Critiche che hanno trovato il muro del centrodestra: “Per troppo anni vi siete abituati a dividere personaggi storici in classifiche di serie a e serie b – ha risposto Maria Grazia Frijia di Fratelli d’Italia – Siete voi a fare strumentalizzazione da un mese a questa parte, stiamo spendendo soldi e tempo inutilmente per questa vicenda. Ora volete anche contestare la santificazione di Escrivá da parte di papa Giovanni Paolo II? Evitate di far perdere tempo agli spezzini con le vostre stupidaggini”.

Anche Federica Pecunia di Italia Viva si è unita al coro di critiche nei confronti dell’amministrazione: “La gravità di questa vicenda verte su tre punti: il primo è che si è intitolato uno slargo a un rappresentante della Chiesa divisivo anche per il mondo cattolico, che ha manifestato atteggiamenti anti femministi e ha appoggiato Francisco Franco.
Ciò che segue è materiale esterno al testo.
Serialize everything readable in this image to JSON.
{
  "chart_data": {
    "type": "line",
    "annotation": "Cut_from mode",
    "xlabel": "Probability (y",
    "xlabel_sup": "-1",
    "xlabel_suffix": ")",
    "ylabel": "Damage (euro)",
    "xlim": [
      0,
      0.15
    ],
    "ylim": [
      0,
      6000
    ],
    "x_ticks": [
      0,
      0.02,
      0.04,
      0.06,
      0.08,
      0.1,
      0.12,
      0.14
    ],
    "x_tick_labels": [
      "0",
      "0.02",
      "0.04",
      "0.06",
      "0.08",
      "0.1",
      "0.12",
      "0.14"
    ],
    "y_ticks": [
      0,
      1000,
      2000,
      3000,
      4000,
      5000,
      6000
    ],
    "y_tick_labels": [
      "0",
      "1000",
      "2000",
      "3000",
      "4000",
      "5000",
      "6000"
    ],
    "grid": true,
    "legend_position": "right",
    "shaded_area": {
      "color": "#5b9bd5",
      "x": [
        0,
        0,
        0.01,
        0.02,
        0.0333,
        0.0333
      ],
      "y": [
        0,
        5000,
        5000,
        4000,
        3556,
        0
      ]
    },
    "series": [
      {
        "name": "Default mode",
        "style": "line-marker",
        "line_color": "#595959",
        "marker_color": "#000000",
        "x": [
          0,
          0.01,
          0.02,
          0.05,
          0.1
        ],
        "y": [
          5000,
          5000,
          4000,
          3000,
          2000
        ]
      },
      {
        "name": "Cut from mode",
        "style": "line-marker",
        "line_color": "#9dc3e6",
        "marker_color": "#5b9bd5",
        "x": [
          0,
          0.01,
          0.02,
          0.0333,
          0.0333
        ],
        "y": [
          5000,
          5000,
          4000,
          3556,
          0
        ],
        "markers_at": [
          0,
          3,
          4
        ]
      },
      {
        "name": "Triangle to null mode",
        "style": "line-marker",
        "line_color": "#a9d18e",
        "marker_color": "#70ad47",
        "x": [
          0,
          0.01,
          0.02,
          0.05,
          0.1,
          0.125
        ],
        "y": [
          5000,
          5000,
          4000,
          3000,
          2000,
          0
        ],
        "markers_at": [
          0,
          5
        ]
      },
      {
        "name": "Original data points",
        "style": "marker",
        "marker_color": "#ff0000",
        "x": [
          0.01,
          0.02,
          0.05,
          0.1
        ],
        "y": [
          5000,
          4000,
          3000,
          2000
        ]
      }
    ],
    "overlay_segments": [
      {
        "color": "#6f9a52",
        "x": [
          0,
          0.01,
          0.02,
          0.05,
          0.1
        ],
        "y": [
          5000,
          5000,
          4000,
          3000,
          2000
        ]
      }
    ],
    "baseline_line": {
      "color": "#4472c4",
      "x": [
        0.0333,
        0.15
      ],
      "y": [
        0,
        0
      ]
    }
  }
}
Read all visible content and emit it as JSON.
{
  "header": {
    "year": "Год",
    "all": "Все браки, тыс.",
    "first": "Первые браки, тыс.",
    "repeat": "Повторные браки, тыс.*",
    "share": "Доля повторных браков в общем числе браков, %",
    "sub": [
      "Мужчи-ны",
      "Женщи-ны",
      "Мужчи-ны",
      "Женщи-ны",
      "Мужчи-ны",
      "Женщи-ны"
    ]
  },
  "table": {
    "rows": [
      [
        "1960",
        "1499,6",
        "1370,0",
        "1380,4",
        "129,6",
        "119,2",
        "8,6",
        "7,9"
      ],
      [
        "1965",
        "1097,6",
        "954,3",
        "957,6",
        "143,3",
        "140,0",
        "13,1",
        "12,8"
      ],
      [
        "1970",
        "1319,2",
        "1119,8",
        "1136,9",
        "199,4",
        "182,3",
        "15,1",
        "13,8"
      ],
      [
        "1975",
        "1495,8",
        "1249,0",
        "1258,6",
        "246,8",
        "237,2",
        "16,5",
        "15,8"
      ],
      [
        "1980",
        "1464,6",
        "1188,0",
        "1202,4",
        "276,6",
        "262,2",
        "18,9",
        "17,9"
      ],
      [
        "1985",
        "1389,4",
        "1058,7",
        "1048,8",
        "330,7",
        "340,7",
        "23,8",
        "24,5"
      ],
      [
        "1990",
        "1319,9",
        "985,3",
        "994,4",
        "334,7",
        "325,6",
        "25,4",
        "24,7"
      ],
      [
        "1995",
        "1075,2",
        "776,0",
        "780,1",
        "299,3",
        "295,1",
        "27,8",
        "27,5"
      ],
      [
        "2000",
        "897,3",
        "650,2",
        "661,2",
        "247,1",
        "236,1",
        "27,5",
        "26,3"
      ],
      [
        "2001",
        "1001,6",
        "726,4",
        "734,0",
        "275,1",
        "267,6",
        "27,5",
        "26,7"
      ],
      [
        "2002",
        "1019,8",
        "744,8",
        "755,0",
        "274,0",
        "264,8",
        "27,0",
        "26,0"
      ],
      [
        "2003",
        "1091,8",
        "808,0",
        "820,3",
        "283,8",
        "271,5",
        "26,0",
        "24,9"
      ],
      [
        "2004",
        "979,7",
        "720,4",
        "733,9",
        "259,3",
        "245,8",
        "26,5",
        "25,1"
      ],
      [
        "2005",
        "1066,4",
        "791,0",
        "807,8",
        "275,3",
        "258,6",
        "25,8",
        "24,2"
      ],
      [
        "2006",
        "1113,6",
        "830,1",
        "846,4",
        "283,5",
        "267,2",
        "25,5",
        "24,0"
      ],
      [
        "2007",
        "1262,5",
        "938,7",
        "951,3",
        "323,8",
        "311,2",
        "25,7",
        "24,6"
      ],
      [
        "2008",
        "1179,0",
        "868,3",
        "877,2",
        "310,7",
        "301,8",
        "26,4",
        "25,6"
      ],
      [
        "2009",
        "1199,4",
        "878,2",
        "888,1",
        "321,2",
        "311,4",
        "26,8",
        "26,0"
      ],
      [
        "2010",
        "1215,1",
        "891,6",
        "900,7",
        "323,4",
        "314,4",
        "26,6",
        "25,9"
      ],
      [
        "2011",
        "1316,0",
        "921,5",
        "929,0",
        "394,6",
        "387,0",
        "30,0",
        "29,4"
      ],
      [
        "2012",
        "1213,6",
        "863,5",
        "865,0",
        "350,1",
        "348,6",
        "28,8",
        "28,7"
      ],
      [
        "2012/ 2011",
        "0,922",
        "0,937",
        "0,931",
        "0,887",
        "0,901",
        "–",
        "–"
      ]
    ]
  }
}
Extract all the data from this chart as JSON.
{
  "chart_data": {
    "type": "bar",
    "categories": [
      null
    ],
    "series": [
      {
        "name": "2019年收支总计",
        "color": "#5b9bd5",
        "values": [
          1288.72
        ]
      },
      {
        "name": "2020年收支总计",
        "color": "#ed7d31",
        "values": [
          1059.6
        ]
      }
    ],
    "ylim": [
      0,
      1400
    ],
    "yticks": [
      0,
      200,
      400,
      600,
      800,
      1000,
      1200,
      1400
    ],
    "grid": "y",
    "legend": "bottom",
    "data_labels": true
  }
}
Inoltre la scelta di intitolare la piazza davanti al Comune alla data dell’8 marzo sembra quasi un contentino dopo la bufera su Escrivá. Ma il fatto più grave è la menzogna: un sindaco che mente in un mondo normale si deve dimettere, qui invece si perdona tutto”.

“Questa mozione rappresenta il pensiero di gran parte della città, mai come in questo caso ho avuto riscontro da parte di molte persone che sollecitano un forte intervento per portare avanti la nostra impegnativa – ha aggiunto il consigliere Massimo Lombardi – Credo che non si possa portare avanti una linea confessionale quando si ricopre un ruolo istituzionale. La Chiesa si divide in due mondi, quella che porta avanti la conservazione e che ha sempre baciato i piedi dei potenti e quella progressista, di cui mi onoro di far parte. Io non avrei mai proposto un’intitolazione a Escrivá”.

Dello stesso avviso anche il capogruppo del Pd Marco Raffaelli: “Bisognerebbe astenersi da intitolazioni a personaggi con storie accidentate. Se la funzione del sindaco è quella di rappresentare tutta la città, è proprio in atti come questi che bisogna saper riflettere questa funzione istituzionale. Invece questa intitolazione ha prodotto esattamente l'effetto contrario. Un atto di modesto valore ha assunto un grande significato politico”.